До чего же этот военно-полевой суд маршала Даву похож на суд теткиных сынов!

 

IX.

 

Согласно юрисдикции маршала Даву и тетуш­ки — обвинительный акт не вручается обвиняемому, который остается в полном неведении о его содержа­нии. Однако, последнее мне стало известно: завершив круг допросов (скольких десятков неизвестных мне человек, прикосновенных к моему «делу»?), следова­тели собрались ехать в Москву для доклада всего «дела» в высших тетушкиных инстанциях. Это было уже месяца через два после моей юбилейной ночи. В самый вечер отъезда следователи пригласили меня для разговора на тему — не имею ли я против них лично каких-либо заявлений или жалоб. Что же мог я иметь против двух этих несчастных молодых лю­дей, добросовестно выполнявших данное тетушкой «твердое задание»? Разговор поэтому был краткий.

Но тут же следователи порадовали меня сообще­нием, что «дело» для них теперь «совершенно ясно». Ясным было оно и для меня; с тем большим интере­сом выслушал я дальнейшее сообщение следовате­лей, — и услышал вещи поистине удивляющие не­ожиданностью и богатством фантазии. Точки зрения «А» и «Б» должны были расходиться, это само со­бою разумеется, но лишь в пределах разницы между формулами «поддерживал связь» и «был знаком» (ес­ли ограничиться этим случайным примером). Оказа­лось однако, что на этой разнице можно вышить та­кие богатейшие узоры фантазии, что им позавидова­ла бы сама Шехерезада. Вот это «дело об идейно-ор­ганизационном центре народничества» в сжатом из­ложении следователя, и вот, значит, содержание не врученного мне обвинительного акта:

{133} Народничество продолжает свое существование, и притом не только в мировоззрительном содержании, но и в форме организационно-групповой. Основными передатчиками идейного, социального и политическо­го содержания от старого народничества к новому являются старые народовольцы, носители народниче­ских традиций. Эти основные истоки приходится од­нако оставить в покое, ибо неудобно трогать вете­ранов с такими заслугами перед революцией. К то­му же — почти все они люди восьмидесятилетние, скоро и сами сойдут со сцены, можно и подождать. Но остается фактом — нежелательное влияние их идей и представляемой ими традиции на людей сле­дующего за ними поколения. И не случайно то об­стоятельство, что главный идеолог народничества XX века, писатель Иванов-Разумник, состоит в близ­ком знакомстве и «поддерживает связь» с рядом наи­более выдающихся старых народовольцев.

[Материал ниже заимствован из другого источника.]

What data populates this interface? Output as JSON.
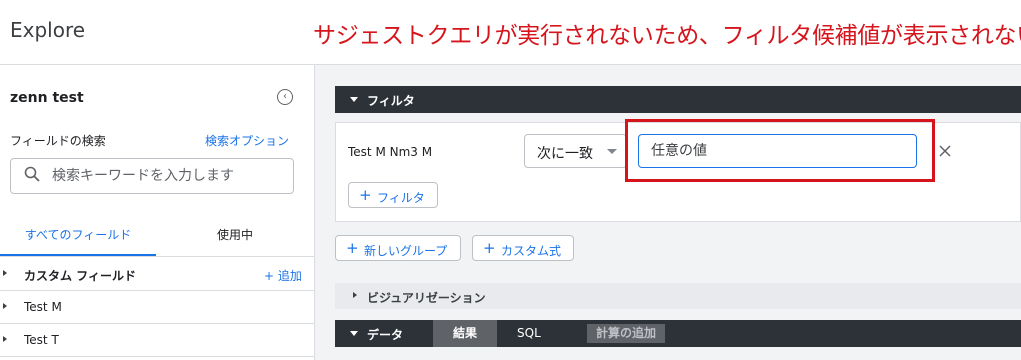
{
  "header": {
    "app_title": "Explore",
    "annotation": "サジェストクエリが実行されないため、フィルタ候補値が表示されない"
  },
  "sidebar": {
    "model_name": "zenn test",
    "field_search_label": "フィールドの検索",
    "search_options_link": "検索オプション",
    "search_placeholder": "検索キーワードを入力します",
    "tabs": [
      {
        "label": "すべてのフィールド",
        "active": true
      },
      {
        "label": "使用中",
        "active": false
      }
    ],
    "custom_fields_label": "カスタム フィールド",
    "add_label": "+ 追加",
    "views": [
      {
        "label": "Test M"
      },
      {
        "label": "Test T"
      }
    ]
  },
  "filters": {
    "section_label": "フィルタ",
    "rows": [
      {
        "field": "Test M Nm3 M",
        "match_type": "次に一致",
        "value_placeholder": "任意の値"
      }
    ],
    "add_filter_label": "フィルタ"
  },
  "actions": {
    "new_group_label": "新しいグループ",
    "custom_expression_label": "カスタム式"
  },
  "visualization": {
    "label": "ビジュアリゼーション"
  },
  "data": {
    "section_label": "データ",
    "tabs": [
      {
        "label": "結果",
        "active": true
      },
      {
        "label": "SQL",
        "active": false
      }
    ],
    "add_calculation_label": "計算の追加"
  },
  "colors": {
    "accent": "#1a73e8",
    "annotation_red": "#d6141c",
    "dark_bar": "#2d3238"
  }
}
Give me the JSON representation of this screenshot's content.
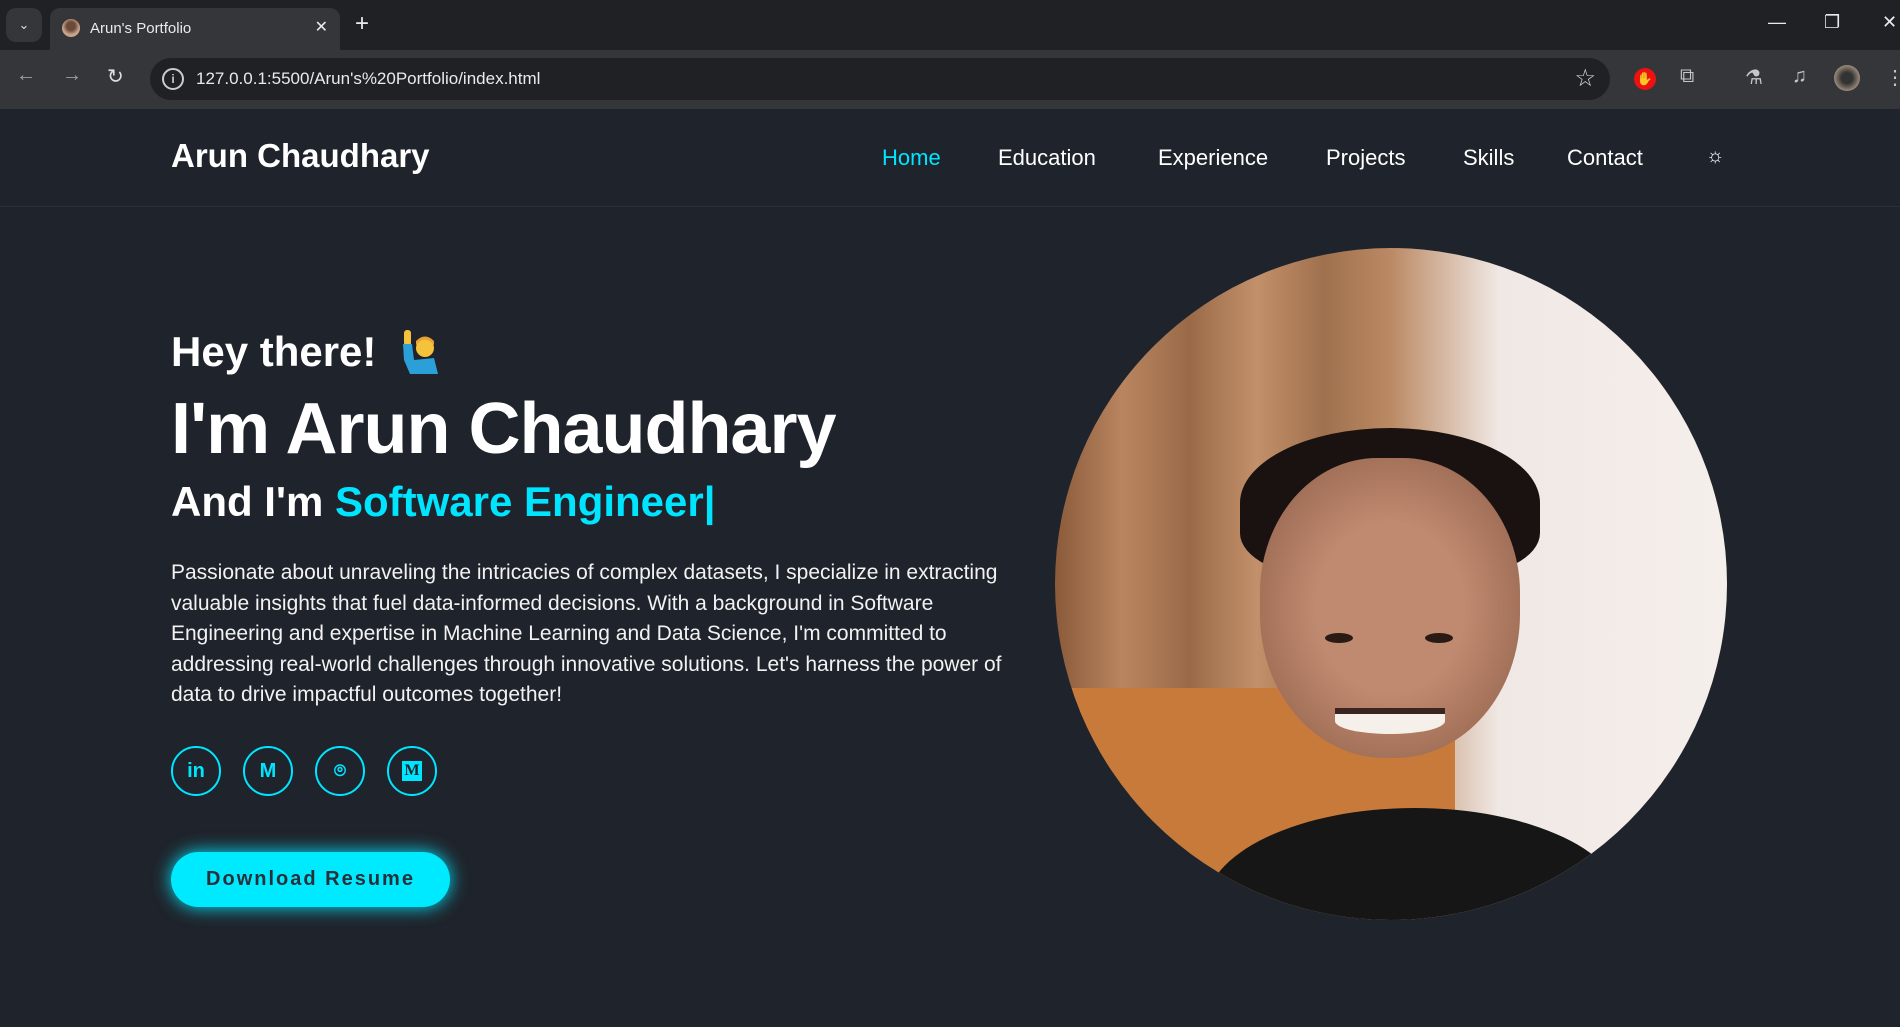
{
  "browser": {
    "tab_title": "Arun's Portfolio",
    "url": "127.0.0.1:5500/Arun's%20Portfolio/index.html"
  },
  "header": {
    "logo": "Arun Chaudhary",
    "nav": [
      "Home",
      "Education",
      "Experience",
      "Projects",
      "Skills",
      "Contact"
    ],
    "active": "Home",
    "theme_icon": "sun-icon"
  },
  "hero": {
    "greeting": "Hey there!",
    "greeting_emoji": "🙋‍♂️",
    "name": "I'm Arun Chaudhary",
    "role_prefix": "And I'm",
    "role": "Software Engineer|",
    "bio": "Passionate about unraveling the intricacies of complex datasets, I specialize in extracting valuable insights that fuel data-informed decisions. With a background in Software Engineering and expertise in Machine Learning and Data Science, I'm committed to addressing real-world challenges through innovative solutions. Let's harness the power of data to drive impactful outcomes together!",
    "socials": [
      {
        "icon": "linkedin-icon",
        "glyph": "in"
      },
      {
        "icon": "gmail-icon",
        "glyph": "M"
      },
      {
        "icon": "github-icon",
        "glyph": "⌾"
      },
      {
        "icon": "medium-icon",
        "glyph": "M"
      }
    ],
    "download_label": "Download Resume"
  },
  "colors": {
    "accent": "#00e5ff",
    "background": "#1f232b"
  }
}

Этот писатель является идейно-организационным центром целой сети разветвляющихся на весь СССР группировок. Организация эта может быть представ­лена в общих чертах следующим образом:

Идейный центр ее — в Детском Селе, в доме названного писателя. С ним организационно связана центральная группа в пять-шесть человек бывших ле­вых и правых социалистов-революционеров. Кроме того, он поддерживает личные и письменные связи с видными эсерами, находящимися в Москве, загра­ницей и в ссылке. Центральная группа в пять-шесть человек делит между собой ряд основных организа­ционных функций.

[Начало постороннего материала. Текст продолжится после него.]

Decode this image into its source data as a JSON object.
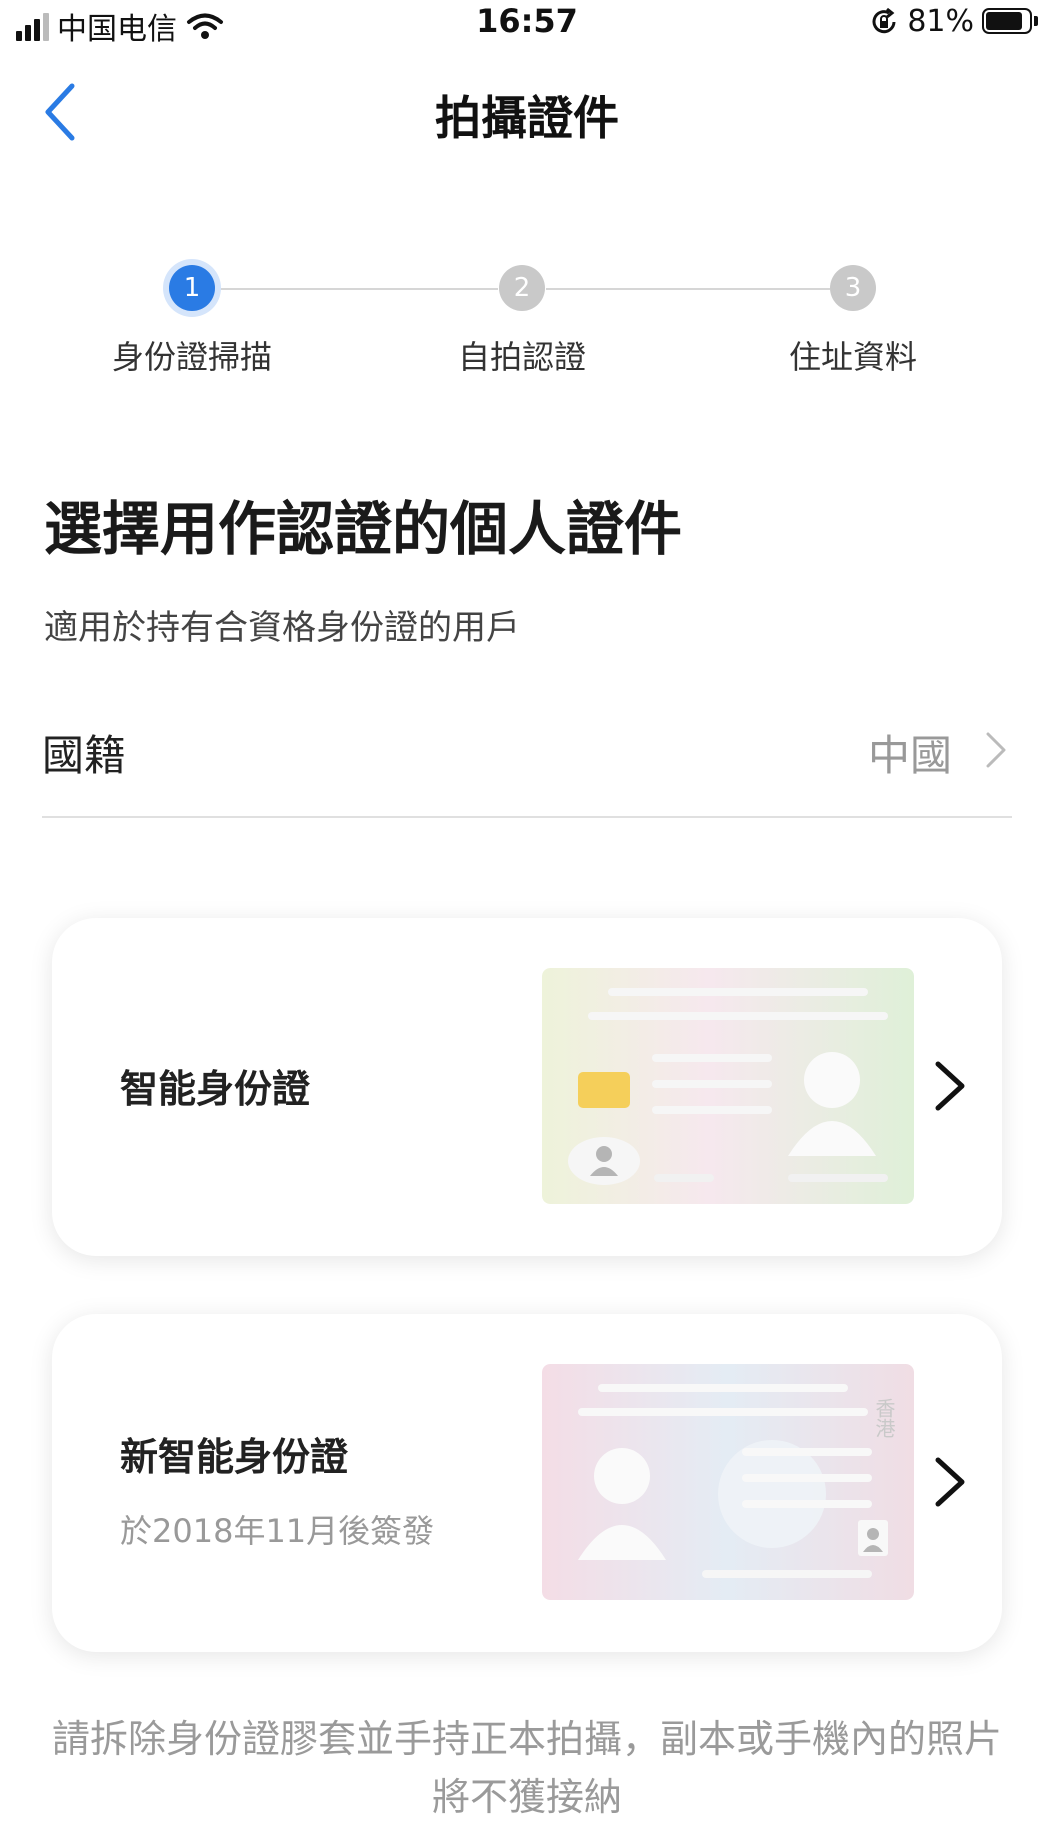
{
  "status_bar": {
    "carrier": "中国电信",
    "time": "16:57",
    "battery_percent": "81%"
  },
  "nav": {
    "title": "拍攝證件"
  },
  "steps": [
    {
      "number": "1",
      "label": "身份證掃描",
      "active": true
    },
    {
      "number": "2",
      "label": "自拍認證",
      "active": false
    },
    {
      "number": "3",
      "label": "住址資料",
      "active": false
    }
  ],
  "main": {
    "heading": "選擇用作認證的個人證件",
    "subtext": "適用於持有合資格身份證的用戶"
  },
  "nationality": {
    "label": "國籍",
    "value": "中國"
  },
  "cards": [
    {
      "title": "智能身份證",
      "subtitle": ""
    },
    {
      "title": "新智能身份證",
      "subtitle": "於2018年11月後簽發"
    }
  ],
  "card_art": {
    "card2_vertical_text": "香港"
  },
  "footnote": "請拆除身份證膠套並手持正本拍攝，副本或手機內的照片將不獲接納",
  "colors": {
    "accent": "#2a7be4",
    "inactive_step": "#c9c9c9",
    "chip_yellow": "#f5cf5a"
  }
}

Так, личный секретарь названного писателя, Д. М. Пинес, бывший левый эсер, поддер­живает постоянную связь с бывшими левыми эсера­ми, а также и с заграницей; «центральному» эсеру, А. А. Гизетти, поручено поддерживать связь с эсера­ми своей группировки. Но главный нерв всей этой организационной работы — практический: связь с беспартийными и руководство вредительской {134} работой в тысячах колхозов и совхозов. Это звено связи поручено А. И. Байдину, который далеко не случайно выбрал себе работу и службу — библиотекаря в сель­скохозяйственном институте. Здесь он имел возмож­ность ежедневно общаться с десятками, а ежегод­но — с тысячами студентов, оказывать на многих из них разлагающее народническое влияние, а затем — направлять их вредительскую работу в колхозах и совхозах. Совершенно не случайно срыв колхозной работы в 1932 году, начиная с сверхраннего сева и кон­чая хлебосдачей, выявил ряд народнических настро­ений среди руководителей — и вредителей — низо­вого колхозного и совхозного аппарата, главным об­разом, среди агрономов. Совершенно не случайно так­же, что в целом ряде провинциальных центров об­наружены народнические группировки молодежи, как не случайно и то, что два незнакомых между собой представителя этой молодежи охарактеризовали од­ними и теми же словами местожительство незнакомого им лично писателя Иванова-Разумника, как Мек­ку современного народничества.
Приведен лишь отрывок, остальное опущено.